Most importantly, PNP is unable "to operate safely due to a litany of chronic and acute problems associated with age-related degradation and neglected maintenance on safety-significant systems, structures, and components," the coalition argued in its statement. "This includes the worst neutron-embrittled reactor pressure vessel in the country and perhaps the world, at risk of pressurized thermal shock through-wall fracture, which would lead to reactor core meltdown."
"But additional pathways to catastrophic meltdown include a reactor lid, as well as steam generators, that have needed replacement for 17 years or longer," the coalition continued. "Palisades' control rod drive mechanism seal leaks have been uniquely bad in all of industry, for more than a half-century. Now added to this long list is Holtec's neglect of vital maintenance, such as of the turbo-generator, bending under its own immense weight, as well as the steam generators, to name but two examples."
Holtec has "applied to DOE for a billion dollar federal taxpayer-backed nuclear loan guarantee under the Inflation Reduction Act, which it would use to promote the reactor restart scheme, hoping to pay it back over time with the CNC program bailout," said the coalition. In addition, Holtec is "seeking a more than billion dollar subsidy from the state of Michigan, as well as yet another lucrative, above-market rate power purchase agreement with an unnamed utility company in the area. Also, Holtec has applied to DOE for $7.4 billion in federal nuclear loan guarantees, authorized under the 2005 Energy Policy Act and congressionally appropriated on December 23, 2007, for the design certification, construction, and operation of four small modular (nuclear) reactors, more than one of which would also be located at the Palisades site."
In the words of Kevin Kamps, a radioactive waste specialist at Beyond Nuclear and board member of Don't Waste Michigan, "This more than $10 billion in ratepayer and taxpayer robbery would merely fund an insanely high-risk game of radioactive Russian roulette on the Lake Michigan shoreline."
"Both extremes of the risk spectrum would be co-located at the Palisades site, if Holtec gets its way," said Kamps. "The ever-worsening breakdown phase risks at the old reactor would exist alongside the break-in phase risks of the new reactors, risking a Chernobyl-scale catastrophe, with the potential for Fukushima-style, domino-effect, multiple meltdowns."
According to The Holland Sentinel: "Holtec has acknowledged there will be 'a number of hurdles' to reopening the plant even if funding is secured.

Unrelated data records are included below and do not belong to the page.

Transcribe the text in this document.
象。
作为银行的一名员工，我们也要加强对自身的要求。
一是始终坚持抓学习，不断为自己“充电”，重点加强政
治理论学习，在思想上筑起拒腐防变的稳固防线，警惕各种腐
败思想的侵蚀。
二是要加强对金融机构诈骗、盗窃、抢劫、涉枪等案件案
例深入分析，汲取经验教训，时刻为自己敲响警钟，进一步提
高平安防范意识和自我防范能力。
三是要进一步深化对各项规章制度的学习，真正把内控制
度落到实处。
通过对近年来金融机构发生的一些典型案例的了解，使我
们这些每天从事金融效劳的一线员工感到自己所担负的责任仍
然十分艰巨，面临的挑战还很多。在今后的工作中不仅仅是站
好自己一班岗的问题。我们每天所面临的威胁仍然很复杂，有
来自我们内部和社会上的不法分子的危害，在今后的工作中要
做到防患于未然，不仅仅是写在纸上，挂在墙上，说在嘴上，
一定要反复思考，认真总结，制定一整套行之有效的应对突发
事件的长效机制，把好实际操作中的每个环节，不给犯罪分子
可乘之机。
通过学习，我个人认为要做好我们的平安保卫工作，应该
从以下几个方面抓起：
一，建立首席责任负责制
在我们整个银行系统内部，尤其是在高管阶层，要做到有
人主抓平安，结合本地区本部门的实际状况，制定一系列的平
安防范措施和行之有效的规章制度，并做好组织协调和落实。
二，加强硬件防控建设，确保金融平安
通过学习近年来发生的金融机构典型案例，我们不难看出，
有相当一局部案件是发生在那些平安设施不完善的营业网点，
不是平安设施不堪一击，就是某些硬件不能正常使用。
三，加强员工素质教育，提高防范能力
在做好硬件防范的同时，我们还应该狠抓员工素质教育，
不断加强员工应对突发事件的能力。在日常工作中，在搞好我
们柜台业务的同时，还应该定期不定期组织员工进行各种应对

Those include financial commitment from the state, procuring a power purchasing agreement, upgrading the switchyard, partnering with a licensed operator for the restart, rehiring qualified and trained staff, and maintenance and delayed capital improvements of the facility—the plant closed earlier than planned due to failure of a control rod drive seal."
Citing comments a U.S. Nuclear Regulatory Commission official made during a public meeting on Monday, MLivereported this week that PNP "would be the first plant to enter the decommissioning phase and then try to restart."
During the meeting, Kamps declared, "Over my dead body are you all going to get away with this."